Ed in effetti negli ultimi decenni abbiamo assistito a un inesorabile declino della partecipazione elettorale, nonostante i toni delle campagne siano sempre più accesi. In effetti quasi tutti gli ultimi Presidenti di destra negli USA sono stati eletti su piattaforme abbastanza estremiste (l’ultimo centrista fu Bush padre) e la teoria della ‘motivazione’ fu applicata con successo da Karl Rove, il consulente strategico di Bush figlio, per vincere due volte le elezioni all’inizio di questo secolo. Tuttavia, come vedremo, tutti i candidati democratici vincenti sono stati di fatto moderati.

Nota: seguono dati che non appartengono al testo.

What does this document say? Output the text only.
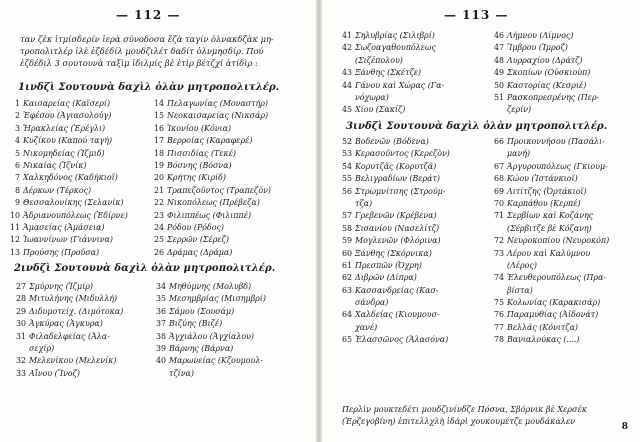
— 112 —
ταν ζὲκ ἰτμίσδερίν ἱερὰ σύνοδοσα ἔζὰ ταγίν ὀλνακδζὰκ μη-
τροπολιτλέρ ἰλὲ ἐζδέδίλ μουδζιλέτ δαδίτ ὀλνμησδίρ. Πού
ἐζδέδιλ 3 σουτουνὰ ταξὶμ ἰδιλμίς βὲ ἐτὶρ βέτζχί ἀτίδὶρ :
1ινδζὶ Σουτουνὰ δαχὶλ ὀλὰν μητροπολιτλέρ.
1 Καισαρείας (Καϊσερί)
2 Ἐφέσου (Ἀγιασολούγ)
3 Ἡρακλείας (Ἐρέγλι)
4 Κυζίκου (Καπού ταγή)
5 Νικομηδείας (Ἰζμιδ)
6 Νικαίας (Ἰζνίκ)
7 Χαλκηδόνος (Καδήκιοϊ)
8 Δέρκων (Τέρκος)
9 Θεσσαλονίκης (Σελανίκ)
10 Ἀδριανουπόλεως (Ἐδίρνε)
11 Ἀμασείας (Ἀμάσεια)
12 Ἰωαννίνων (Γιάννινα)
13 Προύσης (Προῦσα)
14 Πελαγωνίας (Μοναστήρ)
15 Νεοκαισαρείας (Νικσάρ)
16 Ἰκονίου (Κόνια)
17 Βερροίας (Καραφερέ)
18 Πισσιδίας (Τεκέ)
19 Βόσνης (Βόσνα)
20 Κρήτης (Κιρίδ)
21 Τραπεζοῦντος (Τραπεζὸν)
22 Νικοπόλεως (Πρέβεζα)
23 Φιλιππέως (Φιλιππέ)
24 Ρόδου (Ρόδος)
25 Σερρῶν (Σέρεζ)
26 Δράμας (Δράμα)
2ινδζὶ Σουτουνὰ δαχὶλ ὀλὰν μητροπολιτλέρ.
27 Σμύρνης (Ἰζμίρ)
28 Μιτυλήνης (Μιδυλλή)
29 Διδυμοτείχ. (Διμότοκα)
30 Ἀγκύρας (Ἀγκυρα)
31 Φιλαδελφείας (Ἀλα-
σεχίρ)
32 Μελενίκου (Μελενίκ)
33 Αἴνου (Ἴνοζ)
34 Μηθύμνης (Μολυβδ)
35 Μεσημβρίας (Μισημβρί)
36 Σάμου (Σουσάμ)
37 Βιζύης (Βιζέ)
38 Ἀγχιάλου (Ἀγχίαλου)
39 Βάρνης (Βάρνα)
40 Μαρωνείας (Κζουμουλ-
τζίνα)
— 113 —
41 Σηλυβρίας (Σιλιβρί)
42 Σωζοαγαθουπόλεως
(Σιζέπολου)
43 Ξάνθης (Σκέτζε)
44 Γάνου καὶ Χώρας (Γα-
νόχωρα)
45 Χίου (Σακίζ)
46 Λήμνου (Λίμνος)
47 Ἴμβρου (Ἰμροζ)
48 Λυρραχίου (Δράτζ)
49 Σκοπίων (Οὐσκιοὺπ)
50 Καστορίας (Κεσριέ)
51 Ρασκοπρεσρένης (Περ-
ζερίν)
3ινδζὶ Σουτουνὰ δαχὶλ ὀλὰν μητροπολιτλέρ.
52 Βοδενῶν (Βόδενα)
53 Κερασοῦντος (Κερεζὸν)
54 Κορυτζᾶς (Κορυτζᾶ)
55 Βελιγραδίων (Βεράτ)
56 Στρωμνίτσης (Στρούμ-
τζα)
57 Γρεβενῶν (Κρέβενα)
58 Σισανίου (Νασελίτζ)
59 Μογλενῶν (Φλόρινα)
60 Ξάνθης (Σκόρνικα)
61 Πρεσπῶν (Ὀχρη)
62 Διβρῶν (Δίπρα)
63 Κασσανδρείας (Κασ-
σάνδρα)
64 Χαλδείας (Κιουμουσ-
χανέ)
65 Ἐλασσῶνος (Ἀλασόνα)
66 Προικοννήσου (Πασάλι-
μανή)
67 Ἀργυρουπόλεως (Γκιουμ-
68 Κώου (Ἰστάνκιοϊ)
69 Λιτίτζης (Ὀρτάκιοϊ)
70 Καρπάθου (Κερπέ)
71 Σερβίων καὶ Κοζάνης
(Σέρβιτζε βὲ Κόζανη)
72 Νευροκοπίου (Νευροκόπ)
73 Λέρου καὶ Καλύμνου
(Λέρος)
74 Ἐλευθερουπόλεως (Πρα-
βίστα)
75 Κολωνίας (Καρακισάρ)
76 Παραμυθίας (Ἀϊδονάτ)
77 Βελλᾶς (Κόνιτζα)
78 Βανιαλούκας (....)
Περλὶν μουκτεδέτι μουδζινίνδζε Πόσνα, Σβόρνικ βὲ Χερσέκ
(Ἐρζεγοβίνη) ἐπιτελλχλὴ ἰδάρὶ χουκουμέτζε μουδάκαλεν
8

Una variante abbastanza interessante di questa teoria è che, incapace di affrontare i temi economici del declino delle classi medie e operaie, la sinistra si sia eccessivamente concentrata sui temi dei diritti civili. In questa maniera si sarebbe alienata le classi popolari, quasi mai interessate a questi diritti. Questa variante si sta facendo strada rapidamente in Germania dove una formazione di estrema sinistra contraria però all’immigrazione non è entrata in Parlamento di poco e viene da alcuni vista come un baluardo contro l’avanzata delle destre autoritarie. In Italia a sostenere questa posizione è soprattutto Stefano Fassina, un economista stimato trasversalmente, ex parlamentare di una piccola formazione di sinistra, ma se ne rinvengono tracce anche nel Movimento 5 stelle, non a caso Sara Wagernach, la leader del partito è stata invitata al congresso del Movimento l’anno scorso.
Questa teoria è interpretata dal grande filosofo serbo Zizek quando sostiene che di fatto non esiste ancora un vero progetto di sinistra per le masse, e che lo scontro cui stiamo assistendo è in effetti tra liberali e autoritari di destra, con i primi soccombenti nel medio periodo. Le elezioni in Germania in effetti illustrano bene questa teoria, con la SPD relegata a terza forza in sostegno della forza conservatrice tradizionale.
Contro questa posizione ci sono componenti più moderate della nostra sinistra che in effetti si richiamano alla vecchia teoria secondo la quale le elezioni si vincono sempre al centro. E gli elettori di centro non amano né una redistribuzione estrema, né l’instabilità che certamente politiche economiche più espansive non possono non provocare nei conti pubblici.
E a dire il vero la storia politica recente dimostra abbastanza chiaramente che tutte le volte che la sinistra ha abbracciato leader estremisti ha perso, mentre le vittorie recenti sono sempre associate a centristi da Blair, a Obama, Macron (che è stato presidente in un sistema maggioritario per 14 anni!), a Starmer recentemente- in Italia Prodi e più recentemente persino Renzi. Nessun leader massimalista è invece mai andato al governo nei paesi occidentali negli ultimi 35 anni. Siccome in politica il vuoto non esiste, se ci fosse questo spazio e questa opportunità, difficilmente sarebbe rimasta inutilizzata.
A mio parere entrambe queste spiegazioni evitano di affrontare alcune questioni più fondamentali che sono allo stesso tempo valoriali ed economiche. Dal punto di vista dei valori, la sinistra ‘mondialista’ ha ignorato per decenni la necessità dei cittadini di sentirsi parte di una comunità connotata da una appartenenza. Da un punto di vista economico la globalizzazione ha allo stesso tempo svuotato di senso il lavoro e l’utilità delle classi popolari, diminuito i loro salali reali e sottratto alcuni strumenti per la redistribuzione, con la fuga sempre più plateale di materia imponibile verso paradisi fiscali e paesi più ‘affidabili’. Tutto questo mentre nei paesi europei (ma ora anche negli Stati Uniti), la spesa pubblica raggiungeva livelli mai visti e il debito pubblico, di conseguenza, cresceva in maniera impetuosa.